BÜLENT KUŞOĞLU (Ankara) - Şimdi, 2017 öncesi sistemde Anayasa'ya göre de genel hukuka göre de -hani, şu parlamenter sistemde müsteşarlık vardı- müsteşarlığa kadar kamu personel rejimi kamu hukukuna tabiydi, idare hukukuna tabiydi müsteşar dâhil ama bakandan itibaren de siyasiydiler yani neyin ne olduğu aşağı yukarı belliydi; idare hukukuna, kamu hukukuna tabi olan bürokratlar ve siyasiler. Şimdi siyasi kimdir, bürokrat kimdir belli değil ve daha önce personel rejiminin eski sistemde genel işleyişi açısından Devlet Personel Başkanlığı ve Maliye Bakanlığına bağlı Bütçe ve Mali Kontrol Genel Müdürlüğü -ki sadece kadro açısından onlar da ilgilenirdi- birlikte yürütürlerdi, koordine ederlerdi. Şimdiki sistemde sorumlular kimdir baktım; kararnamelere göre, Cumhurbaşkanlığı kararnamelerine göre Maliye Bakanlığının var, Çalışma Bakanlığının var, Cumhurbaşkanlığı Bütçe Ofisinin var yani orada da dağılmış vaziyette, kim sorumlu tam olarak belli değil, ne olduğu tam olarak belli değil. Ya, sorumluluğun belli olmadığı bir kurum olur mu, devletin personel rejiminden sorumluların net olmadığı bir sistem olabilir mi? Maalesef, şu anda bu vaziyette.

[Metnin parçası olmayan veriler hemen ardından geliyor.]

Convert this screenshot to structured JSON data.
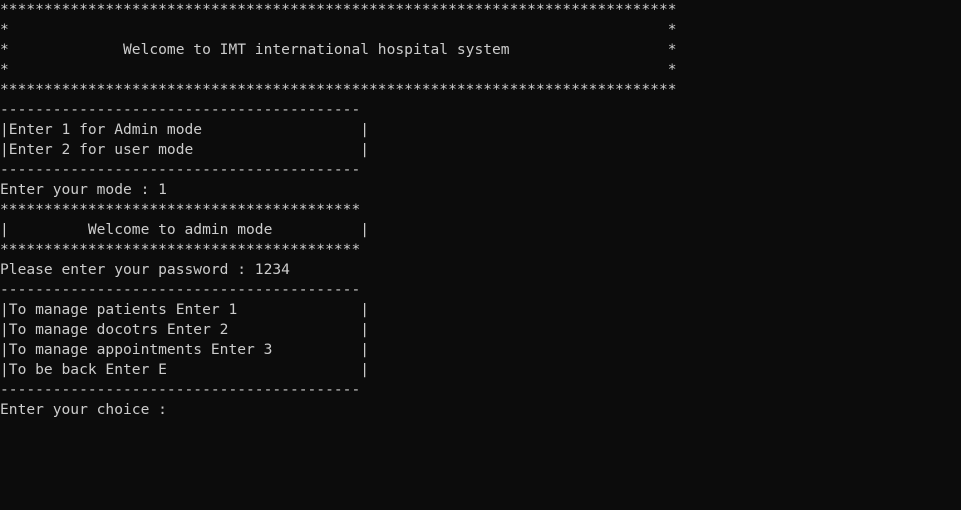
{
  "terminal": {
    "colors": {
      "background": "#0c0c0c",
      "foreground": "#cccccc"
    },
    "lines": [
      "*****************************************************************************",
      "*                                                                           *",
      "*             Welcome to IMT international hospital system                  *",
      "*                                                                           *",
      "*****************************************************************************",
      "-----------------------------------------",
      "|Enter 1 for Admin mode                  |",
      "|Enter 2 for user mode                   |",
      "-----------------------------------------",
      "Enter your mode : 1",
      "*****************************************",
      "|         Welcome to admin mode          |",
      "*****************************************",
      "Please enter your password : 1234",
      "-----------------------------------------",
      "|To manage patients Enter 1              |",
      "|To manage docotrs Enter 2               |",
      "|To manage appointments Enter 3          |",
      "|To be back Enter E                      |",
      "-----------------------------------------",
      "Enter your choice : "
    ]
  }
}
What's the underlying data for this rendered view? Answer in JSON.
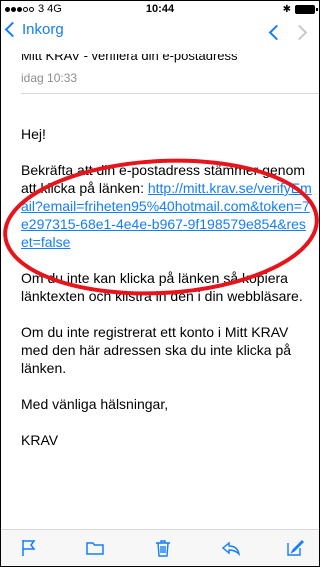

Ayrıca "TODAİE" diye bir kurum vardı, Türkiye ve Orta Doğu Amme İdaresi, burası eğitimle ilgili görevliydi. 2017'de bu da kaldırıldı o referandumdan sonra, eğitimden kim sorumlu o da belli değil. TODAİE önemli işlevler görüyordu, kaldırdık; peki, yerine bir şey koyun, o da yok yani böyle bir sistem olamaz.

Şimdi bugün yapılanla, evet, biraz önce Halil Bey'in bahsettiği konularda düzenlemeler yapılıyor, maddelerde oradaki eksiklikleri tartışacağız ama mesela, kapsam dışı kalan bazı konular var, henüz bize bildirilenler de var ilaveten. 50/D kapsamındaki akademisyenler mesela, bu konuyla ilgili Çalışma ve Sosyal Güvenlik Bakanı daha önce bunların da kapsama alınacağını söylemişti. Ayrıca, belediyelerde çalışan sanatçı, sahne ve sahne uygulayıcılarıyla ilgili düzenleme de yok. Kültür Bakanlığına bağlı sanatçılarla ilgili düzenleme yapılmış ama belediyelerdeki sanatçılarla ilgili bir düzenleme de söz konusu değil, eksiklikler kalmış. Yine, biraz önce bahsettiğimiz, Murat Bakan Bey'in önergesinde olduğu gibi, kanun teklifinde olduğu gibi, askerî cenahta, Türk Silahlı Kuvvetlerinde çalışanlarla ilgili bazı düzenlemelerin de yapılması gerekiyor, onlar da eksik kalmış vaziyette. Tüm bunların da bu konuda birleştirilmesi gerekiyor, dikkate alınması gerekiyor.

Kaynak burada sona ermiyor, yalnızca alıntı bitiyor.